Menurutnya, karakteristik dari penerima risalah Rasul atau Aswaja yang paling esensil adalah “at-tawasuth”, yakni tengah-tengah. Orangnya disebut “mutawasith”, penengah.
Seorang mutawasith, penengah, wajib kiranya menyimpan enam prinsip ini, ar-ri’ayah (kepemimpinan), dzulhimmatil’aliyah (idealistis), al-mujahadah (patriotis), riyadlotunnafsi (melatih jiwa dengan latihan), al-akhlakul karimah (akhlah luhur), hubbul’isyatil akhiroh (lebih mencintai kehidupan akhirat).
Keenam
prinsip tersebut dijelaskan dengan singkat dan jelas oleh Akang. Ia
menjelaskan satu per satu sehingga para pembaca bisa dengan baik dan
mengerti ketika membacanya. Selain itu, ia juga menyertakan dalil-dalil
seperti hadits dan ayat-ayat Al-Quran sebagai penguat, sehingga para
pembaca tidak ragu lagi karena ada dalil yang memperkuatnya.
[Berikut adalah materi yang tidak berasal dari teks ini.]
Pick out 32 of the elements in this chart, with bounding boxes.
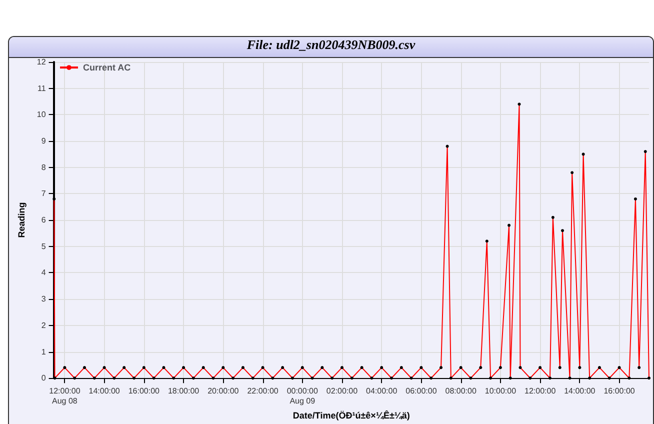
x-tick-label: 22:00:00 (247, 386, 279, 396)
y-tick-label: 10 (36, 110, 46, 120)
y-tick-label: 6 (41, 216, 46, 225)
y-tick-label: 4 (41, 268, 46, 278)
y-tick-label: 1 (41, 347, 46, 356)
x-tick-label: 14:00:00 (88, 386, 120, 396)
x-tick-label: 02:00:00 (326, 386, 358, 396)
x-tick-label: 18:00:00 (168, 386, 200, 396)
x-tick-label: 20:00:00 (208, 386, 240, 396)
x-tick-label: 12:00:00 (524, 386, 556, 396)
y-tick-label: 7 (41, 189, 46, 198)
x-tick-label: 00:00:00 Aug 09 (286, 386, 318, 406)
x-tick-label: 10:00:00 (484, 386, 517, 396)
x-tick-label: 06:00:00 (406, 386, 438, 396)
x-axis-title: Date/Time(ÖÐ¹ú±ê×¼Ê±¼ä) (292, 410, 410, 420)
y-tick-label: 2 (41, 320, 46, 330)
y-tick-label: 11 (37, 84, 46, 93)
legend-label: Current AC (83, 62, 132, 72)
y-tick-label: 12 (36, 58, 46, 66)
x-tick-label: 08:00:00 (445, 386, 477, 396)
x-tick-label: 14:00:00 (564, 386, 596, 396)
x-tick-label: 12:00:00 Aug 08 (49, 386, 81, 406)
y-tick-label: 3 (41, 294, 46, 304)
y-tick-label: 8 (41, 162, 46, 172)
x-tick-label: 16:00:00 (604, 386, 636, 396)
y-axis-title: Reading (16, 202, 26, 238)
y-tick-label: 0 (41, 374, 46, 383)
y-tick-label: 5 (41, 242, 46, 251)
y-tick-label: 9 (41, 136, 46, 146)
chart-title: File: udl2_sn020439NB009.csv (9, 37, 653, 58)
x-tick-label: 16:00:00 (128, 386, 160, 396)
x-tick-label: 04:00:00 (366, 386, 398, 396)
Namun, bagi sebagian pembaca, khususnya orang yang tidak pernah
nyantri, akan sulit membaca karya ini. Sebab, Akang menulisnya dengan
menggunakan huruf Pego, meski bahasa yang dipakai bahasa Indonesia.
Menurut
saya, si Akang ini sangatlah mencintai Aswaja, dan NU! (Pembaca yang
budiman, maaf pakai tanda seru. Tanda seru di sini penting sekali).
Bagaimana
tidak, jika mengobrol di manapun, ceramah acara apapun, ia pasti
menyebut Aswaja dan NU. Inilah sebabnya, teman-teman santri sering
menulis namanya dengan “NU-h”, dengan “N” dan “U” kapital, tapi dengan
“H” kecil, dan diantaranya ada “-“ karena jika ngobrol. Betul kan tanda
seru di atas penting?
Tapi lebih penting lagi, amat sangat
sungguh penting, enam prinsip Aswaja menurut ulama Sunda tersebut, kita
taruh dengan baik di hati, agar menjadi pengingat dan menemani tingkah
pola kita sehari-hari. “Al-ilmu fis sudur, laysa fis suthur. Ilmu itu di dada, bukan pada kertas.” Bukankah begitu ujar ulama kita terdahulu?